MOXEE - A cataclysmic flood that broke through an ice dam in western Montana 12,000 years ago to carve out the Columbia Plateau may have deposited a mammoth relic in Moxee.

The Ice Age floods were so powerful they carried granite boulders the size of houses from the Rocky Mountains to places as far away Eugene, Ore.

On May 10, Steve Herke was grading a new parking lot in this little town just east of Yakima when he uncovered a mammoth tusk about 4 1/2 feet long.

"We knew it was something special," Herke said Wednesday.

The dirt parking lot is one of 40 such mammoth sites in the state.

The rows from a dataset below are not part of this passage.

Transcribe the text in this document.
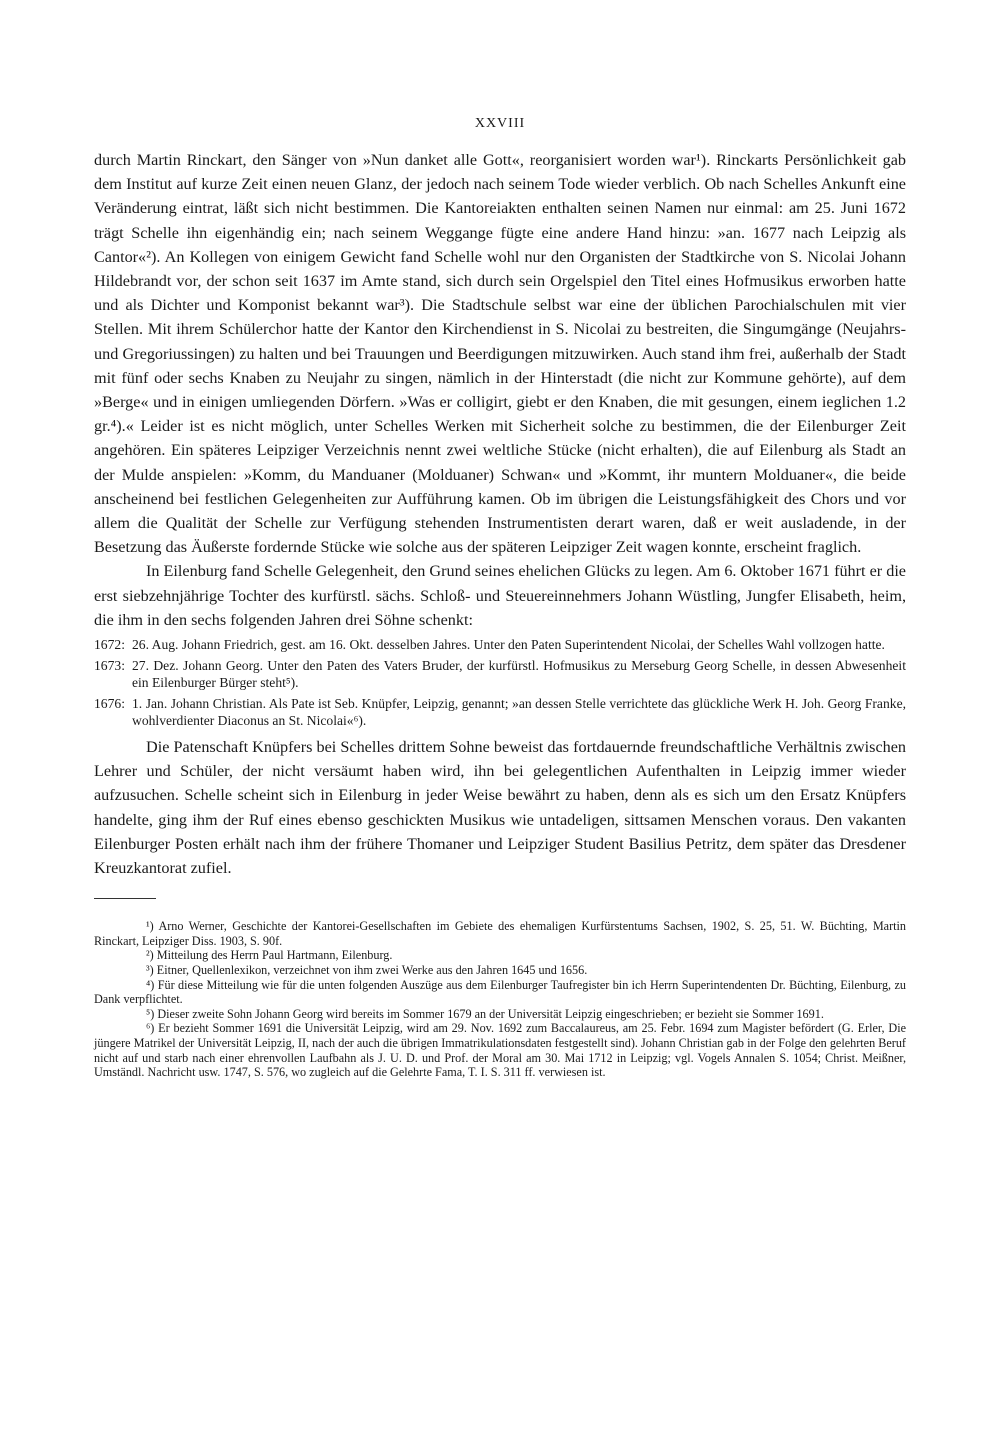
XXVIII

durch Martin Rinckart, den Sänger von »Nun danket alle Gott«, reorganisiert worden war¹). Rinckarts Persönlichkeit gab dem Institut auf kurze Zeit einen neuen Glanz, der jedoch nach seinem Tode wieder verblich. Ob nach Schelles Ankunft eine Veränderung eintrat, läßt sich nicht bestimmen. Die Kantoreiakten enthalten seinen Namen nur einmal: am 25. Juni 1672 trägt Schelle ihn eigenhändig ein; nach seinem Weggange fügte eine andere Hand hinzu: »an. 1677 nach Leipzig als Cantor«²). An Kollegen von einigem Gewicht fand Schelle wohl nur den Organisten der Stadtkirche von S. Nicolai Johann Hildebrandt vor, der schon seit 1637 im Amte stand, sich durch sein Orgelspiel den Titel eines Hofmusikus erworben hatte und als Dichter und Komponist bekannt war³). Die Stadtschule selbst war eine der üblichen Parochialschulen mit vier Stellen. Mit ihrem Schülerchor hatte der Kantor den Kirchendienst in S. Nicolai zu bestreiten, die Singumgänge (Neujahrs- und Gregoriussingen) zu halten und bei Trauungen und Beerdigungen mitzuwirken. Auch stand ihm frei, außerhalb der Stadt mit fünf oder sechs Knaben zu Neujahr zu singen, nämlich in der Hinterstadt (die nicht zur Kommune gehörte), auf dem »Berge« und in einigen umliegenden Dörfern. »Was er colligirt, giebt er den Knaben, die mit gesungen, einem ieglichen 1.2 gr.⁴).« Leider ist es nicht möglich, unter Schelles Werken mit Sicherheit solche zu bestimmen, die der Eilenburger Zeit angehören. Ein späteres Leipziger Verzeichnis nennt zwei weltliche Stücke (nicht erhalten), die auf Eilenburg als Stadt an der Mulde anspielen: »Komm, du Manduaner (Molduaner) Schwan« und »Kommt, ihr muntern Molduaner«, die beide anscheinend bei festlichen Gelegenheiten zur Aufführung kamen. Ob im übrigen die Leistungsfähigkeit des Chors und vor allem die Qualität der Schelle zur Verfügung stehenden Instrumentisten derart waren, daß er weit ausladende, in der Besetzung das Äußerste fordernde Stücke wie solche aus der späteren Leipziger Zeit wagen konnte, erscheint fraglich.

In Eilenburg fand Schelle Gelegenheit, den Grund seines ehelichen Glücks zu legen. Am 6. Oktober 1671 führt er die erst siebzehnjährige Tochter des kurfürstl. sächs. Schloß- und Steuereinnehmers Johann Wüstling, Jungfer Elisabeth, heim, die ihm in den sechs folgenden Jahren drei Söhne schenkt:

1672: 26. Aug. Johann Friedrich, gest. am 16. Okt. desselben Jahres. Unter den Paten Superintendent Nicolai, der Schelles Wahl vollzogen hatte.
1673: 27. Dez. Johann Georg. Unter den Paten des Vaters Bruder, der kurfürstl. Hofmusikus zu Merseburg Georg Schelle, in dessen Abwesenheit ein Eilenburger Bürger steht⁵).
1676: 1. Jan. Johann Christian. Als Pate ist Seb. Knüpfer, Leipzig, genannt; »an dessen Stelle verrichtete das glückliche Werk H. Joh. Georg Franke, wohlverdienter Diaconus an St. Nicolai«⁶).

Die Patenschaft Knüpfers bei Schelles drittem Sohne beweist das fortdauernde freundschaftliche Verhältnis zwischen Lehrer und Schüler, der nicht versäumt haben wird, ihn bei gelegentlichen Aufenthalten in Leipzig immer wieder aufzusuchen. Schelle scheint sich in Eilenburg in jeder Weise bewährt zu haben, denn als es sich um den Ersatz Knüpfers handelte, ging ihm der Ruf eines ebenso geschickten Musikus wie untadeligen, sittsamen Menschen voraus. Den vakanten Eilenburger Posten erhält nach ihm der frühere Thomaner und Leipziger Student Basilius Petritz, dem später das Dresdener Kreuzkantorat zufiel.

¹) Arno Werner, Geschichte der Kantorei-Gesellschaften im Gebiete des ehemaligen Kurfürstentums Sachsen, 1902, S. 25, 51. W. Büchting, Martin Rinckart, Leipziger Diss. 1903, S. 90f.

²) Mitteilung des Herrn Paul Hartmann, Eilenburg.

³) Eitner, Quellenlexikon, verzeichnet von ihm zwei Werke aus den Jahren 1645 und 1656.

⁴) Für diese Mitteilung wie für die unten folgenden Auszüge aus dem Eilenburger Taufregister bin ich Herrn Superintendenten Dr. Büchting, Eilenburg, zu Dank verpflichtet.

⁵) Dieser zweite Sohn Johann Georg wird bereits im Sommer 1679 an der Universität Leipzig eingeschrieben; er bezieht sie Sommer 1691.

⁶) Er bezieht Sommer 1691 die Universität Leipzig, wird am 29. Nov. 1692 zum Baccalaureus, am 25. Febr. 1694 zum Magister befördert (G. Erler, Die jüngere Matrikel der Universität Leipzig, II, nach der auch die übrigen Immatrikulationsdaten festgestellt sind). Johann Christian gab in der Folge den gelehrten Beruf nicht auf und starb nach einer ehrenvollen Laufbahn als J. U. D. und Prof. der Moral am 30. Mai 1712 in Leipzig; vgl. Vogels Annalen S. 1054; Christ. Meißner, Umständl. Nachricht usw. 1747, S. 576, wo zugleich auf die Gelehrte Fama, T. I. S. 311 ff. verwiesen ist.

The Yakima Valley Museum will excavate the tusk and it will become part of an exhibition on the region's prehistoric past, said Andy Granitto, museum curator.

Fossil experts from Central Washington University, Yakima Valley Community College and the National Park Service believe the tusk came from a Columbian mammoth from the Pleistocene era, which began about 1.8 million years ago and ended about 11,000 years ago.

During the excavation this summer researchers will dig through 16 feet of soil to an ancient riverbed and study the stratified layers of dirt and rocks to learn more about the site.

The tusk was initially deposited about 8 feet above the riverbed.

Researchers will tunnel to the fragile piece and build a case around it before moving it to the museum for study.

Exposure to dry air already has caused the top layers to fracture.

"It's almost dried into a powder," said Dan Close, general manager at Alexandria Moulding.

Last year, pieces of ivory tusk were unearthed at a construction site at Lakeview Elementary School in Kirkland, a Seattle suburb.

That tusk was initially believed to be from a mastodon, in part because mastodon remnants are more common in the Puget Sound area. Lab tests showed the tusk came from a mammoth.

Both mammoths and mastodons lived in North America during the Ice Age, but mammoths appeared first. They preferred open areas and a diet of grasses, while mastodons were leaf-eating, forest-dwelling creatures.

Mammoths are believed to have stood about 14 feet tall at the shoulder and weighed up to 8 tons.